The ISRO also created a world record of launching the largest number of satellites -104 satellites out of which 101 were foreign in a single PSLV rocket on 15.2.2017. ISRO has earned Rs 1,245.17 crore during the last five years launching satellites from 26 countries.
Contracts with 10 countries namely: the US, the UK, Germany, Canada, Singapore, The Netherlands, Japan, Malaysia, Algeria and France were signed in the last five years under commercial arrangements, Union Minister of State in the Department of Space and Department of Atomic Energy Jitendra Singh told Rajya Sabha in December 2019.
Bulk of the foreign satellites lofted by ISRO rocket were small ones, the heaviest foreign satellites that it had put into orbit in 2015 were the three UK satellites UK-DMC 3A, 3B and 3C each weighing 447 kg.

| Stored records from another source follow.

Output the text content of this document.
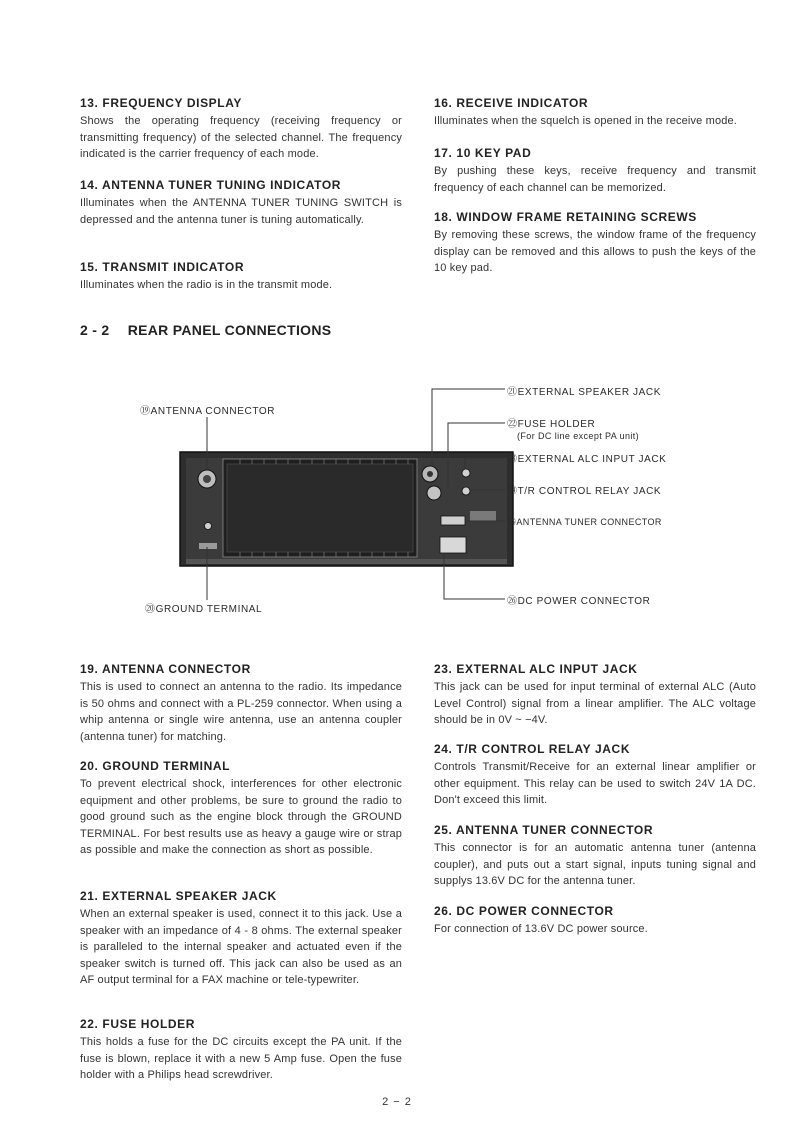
13. FREQUENCY DISPLAY

Shows the operating frequency (receiving frequency or transmitting frequency) of the selected channel. The frequency indicated is the carrier frequency of each mode.

14. ANTENNA TUNER TUNING INDICATOR

Illuminates when the ANTENNA TUNER TUNING SWITCH is depressed and the antenna tuner is tuning automatically.

15. TRANSMIT INDICATOR

Illuminates when the radio is in the transmit mode.

16. RECEIVE INDICATOR

Illuminates when the squelch is opened in the receive mode.

17. 10 KEY PAD

By pushing these keys, receive frequency and transmit frequency of each channel can be memorized.

18. WINDOW FRAME RETAINING SCREWS

By removing these screws, the window frame of the frequency display can be removed and this allows to push the keys of the 10 key pad.

2 - 2 REAR PANEL CONNECTIONS
⑲ANTENNA CONNECTOR
⑳GROUND TERMINAL
㉑EXTERNAL SPEAKER JACK
㉒FUSE HOLDER
(For DC line except PA unit)
㉓EXTERNAL ALC INPUT JACK
㉔T/R CONTROL RELAY JACK
㉕ANTENNA TUNER CONNECTOR
㉖DC POWER CONNECTOR
19. ANTENNA CONNECTOR

This is used to connect an antenna to the radio. Its impedance is 50 ohms and connect with a PL-259 connector. When using a whip antenna or single wire antenna, use an antenna coupler (antenna tuner) for matching.

20. GROUND TERMINAL

To prevent electrical shock, interferences for other electronic equipment and other problems, be sure to ground the radio to good ground such as the engine block through the GROUND TERMINAL. For best results use as heavy a gauge wire or strap as possible and make the connection as short as possible.

21. EXTERNAL SPEAKER JACK

When an external speaker is used, connect it to this jack. Use a speaker with an impedance of 4 - 8 ohms. The external speaker is paralleled to the internal speaker and actuated even if the speaker switch is turned off. This jack can also be used as an AF output terminal for a FAX machine or tele-typewriter.

22. FUSE HOLDER

This holds a fuse for the DC circuits except the PA unit. If the fuse is blown, replace it with a new 5 Amp fuse. Open the fuse holder with a Philips head screwdriver.

23. EXTERNAL ALC INPUT JACK

This jack can be used for input terminal of external ALC (Auto Level Control) signal from a linear amplifier. The ALC voltage should be in 0V ~ −4V.

24. T/R CONTROL RELAY JACK

Controls Transmit/Receive for an external linear amplifier or other equipment. This relay can be used to switch 24V 1A DC. Don't exceed this limit.

25. ANTENNA TUNER CONNECTOR

This connector is for an automatic antenna tuner (antenna coupler), and puts out a start signal, inputs tuning signal and supplys 13.6V DC for the antenna tuner.

26. DC POWER CONNECTOR

For connection of 13.6V DC power source.

2 − 2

On January 17, 2020, India’s telecommunication satellite 3,357 kg GSAT-30 -replacement for INSAT-4A-was successfully launched into a Geosynchronous Transfer Orbit (GTO) on from Kourou launch base, French Guiana by an Ariane rocket. In 2019, ISRO’s workhorse PSLV rocket had lofted 52.7 ton, out of which 17 per cent consists of customer satellites.
India’s manned space flights are also on track. Four astronauts have been picked for training, which is set to begin in Russia later this month. Up to three astronauts are expected to take part in the mission, which is slated to take place by 2022.